Summary of Self-attention Limits Working Memory Capacity Of Transformer-based Models, by Dongyu Gong and Hantao Zhang
Self-Attention Limits Working Memory Capacity of Transformer-Based Models
by Dongyu Gong, Hantao Zhang
First submitted to arxiv on: 16 Sep 2024
Categories
- Main: Computation and Language (cs.CL)
- Secondary: Artificial Intelligence (cs.AI); Neurons and Cognition (q-bio.NC)

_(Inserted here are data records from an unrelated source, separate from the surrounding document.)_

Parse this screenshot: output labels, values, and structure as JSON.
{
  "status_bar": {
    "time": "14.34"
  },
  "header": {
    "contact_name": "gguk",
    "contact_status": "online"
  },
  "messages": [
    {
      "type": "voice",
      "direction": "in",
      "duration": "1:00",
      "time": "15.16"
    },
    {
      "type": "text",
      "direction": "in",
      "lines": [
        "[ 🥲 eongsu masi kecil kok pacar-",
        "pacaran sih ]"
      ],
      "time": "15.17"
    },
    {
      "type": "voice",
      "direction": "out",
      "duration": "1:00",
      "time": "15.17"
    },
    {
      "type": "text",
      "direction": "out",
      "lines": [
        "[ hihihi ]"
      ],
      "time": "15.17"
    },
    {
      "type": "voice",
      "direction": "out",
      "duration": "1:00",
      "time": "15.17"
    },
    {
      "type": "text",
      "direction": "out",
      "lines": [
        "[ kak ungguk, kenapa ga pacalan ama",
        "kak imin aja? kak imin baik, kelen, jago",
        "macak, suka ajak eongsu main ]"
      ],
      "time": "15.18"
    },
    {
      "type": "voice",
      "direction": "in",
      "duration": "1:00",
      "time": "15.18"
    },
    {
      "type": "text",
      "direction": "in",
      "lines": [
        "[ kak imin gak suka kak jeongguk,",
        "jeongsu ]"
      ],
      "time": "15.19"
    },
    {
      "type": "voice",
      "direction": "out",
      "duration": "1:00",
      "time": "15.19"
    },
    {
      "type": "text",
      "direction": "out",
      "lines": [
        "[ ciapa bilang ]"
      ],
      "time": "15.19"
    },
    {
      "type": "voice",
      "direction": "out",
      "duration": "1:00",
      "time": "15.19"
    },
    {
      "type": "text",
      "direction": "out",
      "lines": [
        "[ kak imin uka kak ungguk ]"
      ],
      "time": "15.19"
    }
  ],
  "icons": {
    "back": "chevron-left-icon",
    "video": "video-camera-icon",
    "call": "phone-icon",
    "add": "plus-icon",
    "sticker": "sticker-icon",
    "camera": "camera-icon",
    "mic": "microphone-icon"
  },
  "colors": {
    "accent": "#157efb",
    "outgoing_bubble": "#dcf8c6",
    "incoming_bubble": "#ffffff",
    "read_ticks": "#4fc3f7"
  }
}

GrooveSquid.com Paper Summaries
GrooveSquid.com’s goal is to make artificial intelligence research accessible by summarizing AI papers in simpler terms. Each summary below covers the same AI paper, written at different levels of difficulty. The medium difficulty and low difficulty versions are original summaries written by GrooveSquid.com, while the high difficulty version is the paper’s original abstract. Feel free to learn from the version that suits you best!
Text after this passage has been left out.